The union between Georgina and Patrick Murray
is the basis of the story, but the brothers and sisters of the couple
are not forgotten as each played a part in one another’s lives.
There are the older brothers of Georgina who spent their adult lives
in NSW and Qld, and her younger siblings who had both eventful and
changeable lives, especially her adored brother Jim, who was killed
in WW1 just weeks before Armistice. Then there are Patrick’s sisters
who were strong women in their own right, and a brother who died
long before his time. But the real subject of the story is Patrick’s
alcoholism which contributed so cruelly to the lives of Georgina
and her children. This is all part of the secret that was buried
for so long about how Georgina’s children were put into care, the
girls into the Good Shepherd Convent at Abbotsford and the boys
into St Vincent de Paul’s Boys Orphanage in South Melbourne. Throughout
I have never wavered in my belief that the events that occurred
over a century in time are relevant to how we lead our lives today.
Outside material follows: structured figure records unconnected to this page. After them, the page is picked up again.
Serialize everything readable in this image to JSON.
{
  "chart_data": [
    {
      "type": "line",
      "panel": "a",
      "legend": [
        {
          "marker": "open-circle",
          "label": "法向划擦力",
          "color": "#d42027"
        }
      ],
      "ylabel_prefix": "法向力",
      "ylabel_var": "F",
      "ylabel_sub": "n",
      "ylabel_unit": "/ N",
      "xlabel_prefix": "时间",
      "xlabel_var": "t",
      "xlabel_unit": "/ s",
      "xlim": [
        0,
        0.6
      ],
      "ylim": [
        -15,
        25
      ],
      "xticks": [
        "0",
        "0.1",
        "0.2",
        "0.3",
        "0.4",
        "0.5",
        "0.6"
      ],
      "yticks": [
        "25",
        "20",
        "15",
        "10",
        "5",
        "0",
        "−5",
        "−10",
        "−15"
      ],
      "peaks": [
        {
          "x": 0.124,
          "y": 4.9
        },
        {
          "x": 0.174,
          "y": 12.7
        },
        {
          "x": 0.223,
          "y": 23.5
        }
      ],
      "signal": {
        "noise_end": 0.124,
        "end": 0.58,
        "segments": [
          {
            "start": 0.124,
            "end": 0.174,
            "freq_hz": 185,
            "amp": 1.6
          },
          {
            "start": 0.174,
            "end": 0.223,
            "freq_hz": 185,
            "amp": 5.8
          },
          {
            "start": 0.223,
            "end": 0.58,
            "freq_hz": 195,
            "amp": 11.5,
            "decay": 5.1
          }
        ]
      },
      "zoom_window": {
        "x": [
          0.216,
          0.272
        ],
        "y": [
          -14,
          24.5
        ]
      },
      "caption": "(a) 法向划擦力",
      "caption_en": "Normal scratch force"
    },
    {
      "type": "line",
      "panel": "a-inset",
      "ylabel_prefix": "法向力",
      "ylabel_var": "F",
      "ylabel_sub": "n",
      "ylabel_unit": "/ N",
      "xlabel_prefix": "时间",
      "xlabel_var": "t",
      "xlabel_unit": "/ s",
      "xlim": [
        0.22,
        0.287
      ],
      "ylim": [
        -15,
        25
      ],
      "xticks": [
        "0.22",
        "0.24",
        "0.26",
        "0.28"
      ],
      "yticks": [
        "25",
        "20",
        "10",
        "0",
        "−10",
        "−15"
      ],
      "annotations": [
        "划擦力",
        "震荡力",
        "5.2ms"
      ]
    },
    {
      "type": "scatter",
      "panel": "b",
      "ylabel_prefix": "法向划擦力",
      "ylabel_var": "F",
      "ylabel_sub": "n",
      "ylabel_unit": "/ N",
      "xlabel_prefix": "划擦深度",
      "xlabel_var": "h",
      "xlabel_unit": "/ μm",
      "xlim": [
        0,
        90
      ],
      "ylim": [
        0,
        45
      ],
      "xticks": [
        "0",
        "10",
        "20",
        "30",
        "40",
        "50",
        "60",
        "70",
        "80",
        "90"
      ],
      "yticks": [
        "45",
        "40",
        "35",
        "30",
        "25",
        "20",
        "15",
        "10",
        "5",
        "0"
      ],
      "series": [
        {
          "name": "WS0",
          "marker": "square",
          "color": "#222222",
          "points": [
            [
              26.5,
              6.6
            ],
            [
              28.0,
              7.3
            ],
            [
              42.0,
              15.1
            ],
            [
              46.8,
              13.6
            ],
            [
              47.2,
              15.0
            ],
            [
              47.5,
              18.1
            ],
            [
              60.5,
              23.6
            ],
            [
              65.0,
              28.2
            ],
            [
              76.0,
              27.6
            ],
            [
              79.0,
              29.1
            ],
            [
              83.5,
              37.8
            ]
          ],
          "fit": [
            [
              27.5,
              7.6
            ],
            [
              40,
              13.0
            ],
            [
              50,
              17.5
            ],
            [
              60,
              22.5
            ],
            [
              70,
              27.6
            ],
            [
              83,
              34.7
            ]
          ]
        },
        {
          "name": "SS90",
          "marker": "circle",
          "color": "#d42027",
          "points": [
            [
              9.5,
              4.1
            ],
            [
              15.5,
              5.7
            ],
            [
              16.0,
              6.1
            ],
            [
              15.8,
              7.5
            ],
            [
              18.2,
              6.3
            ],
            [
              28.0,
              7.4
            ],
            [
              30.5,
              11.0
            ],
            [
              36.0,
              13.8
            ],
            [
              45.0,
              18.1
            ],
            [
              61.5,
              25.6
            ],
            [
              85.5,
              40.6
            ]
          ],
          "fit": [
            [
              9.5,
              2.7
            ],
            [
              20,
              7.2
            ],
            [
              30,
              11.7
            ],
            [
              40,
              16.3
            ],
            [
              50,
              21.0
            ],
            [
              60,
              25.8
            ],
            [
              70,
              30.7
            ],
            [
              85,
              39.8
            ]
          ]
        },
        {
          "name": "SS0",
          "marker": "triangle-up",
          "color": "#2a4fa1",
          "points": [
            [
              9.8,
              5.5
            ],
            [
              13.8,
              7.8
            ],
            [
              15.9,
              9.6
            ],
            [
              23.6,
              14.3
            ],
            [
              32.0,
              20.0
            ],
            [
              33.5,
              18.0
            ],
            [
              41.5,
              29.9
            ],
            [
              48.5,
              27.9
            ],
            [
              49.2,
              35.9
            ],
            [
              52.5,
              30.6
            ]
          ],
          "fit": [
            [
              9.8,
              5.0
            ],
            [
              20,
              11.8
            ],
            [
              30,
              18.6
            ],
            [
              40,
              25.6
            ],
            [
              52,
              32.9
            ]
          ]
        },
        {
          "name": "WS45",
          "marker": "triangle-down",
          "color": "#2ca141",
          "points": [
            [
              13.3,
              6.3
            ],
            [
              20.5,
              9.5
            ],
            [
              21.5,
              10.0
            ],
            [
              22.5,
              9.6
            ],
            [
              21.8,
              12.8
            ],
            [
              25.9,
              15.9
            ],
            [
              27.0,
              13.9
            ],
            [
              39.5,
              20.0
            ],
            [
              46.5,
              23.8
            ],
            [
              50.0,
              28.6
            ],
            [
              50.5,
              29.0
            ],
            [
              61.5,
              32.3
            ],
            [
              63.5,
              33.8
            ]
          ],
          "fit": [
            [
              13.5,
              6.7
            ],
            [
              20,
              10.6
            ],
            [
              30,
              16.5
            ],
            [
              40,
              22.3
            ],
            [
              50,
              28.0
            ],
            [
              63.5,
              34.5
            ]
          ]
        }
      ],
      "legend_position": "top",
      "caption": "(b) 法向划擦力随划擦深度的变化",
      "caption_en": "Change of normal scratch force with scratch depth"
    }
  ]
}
I also set out to try and understand why Georgina’s children suffered
their fate with so many relatives on both sides of the family. I
am sure older members of the family who have now passed away would
not approve of my intrusion into their lives, and I am very mindful
of their attitudes. However, by just knowing and acknowledging the
wrongs, the hidden shames and the reality of the time, it has left
me with the view that at last I think I now understand.